As it says in the GoF book:
Design patterns should not be applied indiscriminately. Often they achieve flexibility and variability by introducing additional levels of indirection, and that can complicate a design and/or cost you some performance. A design pattern should only be applied when the flexibility it affords is actually needed.
The Value of Patterns over Time
Refactoring to Patterns encourages more ambitious, larger-scale refactoring – which can be dangerous, because the more you refactor, the more chances there are of making mistakes and introducing bugs – and implementing patterns doesn’t always make code more maintainable and easier to understand, which defeats the purpose of refactoring.
A study on design patterns and software quality at the University of Montreal (2008) found that design patterns in practice do not always improve code quality, reusability and expandability; and often makes code harder to understand.
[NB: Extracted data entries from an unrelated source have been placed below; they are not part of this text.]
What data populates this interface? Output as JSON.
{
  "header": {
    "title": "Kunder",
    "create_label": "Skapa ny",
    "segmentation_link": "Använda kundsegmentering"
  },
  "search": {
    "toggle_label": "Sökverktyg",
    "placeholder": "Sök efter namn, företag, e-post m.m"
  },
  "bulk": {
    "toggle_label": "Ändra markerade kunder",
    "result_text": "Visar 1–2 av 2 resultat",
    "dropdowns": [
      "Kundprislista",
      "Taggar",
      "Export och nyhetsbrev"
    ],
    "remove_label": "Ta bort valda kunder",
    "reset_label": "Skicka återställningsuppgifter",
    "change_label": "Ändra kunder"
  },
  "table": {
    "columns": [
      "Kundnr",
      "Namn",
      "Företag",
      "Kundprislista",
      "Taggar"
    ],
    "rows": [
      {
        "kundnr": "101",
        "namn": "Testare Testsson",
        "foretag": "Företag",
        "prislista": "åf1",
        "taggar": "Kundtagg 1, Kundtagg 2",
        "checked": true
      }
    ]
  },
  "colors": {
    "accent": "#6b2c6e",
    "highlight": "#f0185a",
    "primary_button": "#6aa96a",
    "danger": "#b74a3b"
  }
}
Some patterns are better than others: Composite makes code easier to follow and easier to change. Abstract Factory makes code more modular and reusable, but at the expense of understandability. Flyweight makes code less expandable and reusable, and much harder to follow. Most developers don’t recognize or understand the Visitor pattern. Observer can be difficult to understand as well, although it does make the code more flexible and extendible. Chain of Responsibility makes code harder to follow, and harder to change or fix safely. And Singleton, of course, while simple to recognize and understand, can make code much harder to change.
For maintainability and understandability, it’s more important to recognize and sustain coding conventions so that the code base is consistent than it is to implement patterns. And to understand common refactorings and how to use your IDE’s refactoring tools, as well as Michael Feathers’ patterns for cleaning up legacy code.
Whether you’re designing and writing new code, or changing code, or refactoring code, the best advice is:
- Don’t use patterns unless you need to.
- Don’t use patterns that you don’t fully understand.
- Don’t expect that whoever is going to work on the code in the future to recognize and understand the patterns that you used – stick to common patterns, and make them explicit in comments where you think it is important or necessary.
- When you’re changing code, take some time to look for and understand the patterns that might be in place, and decide whether it is worth preserving (or restoring) them: whether doing this will really make the code better and more understandable.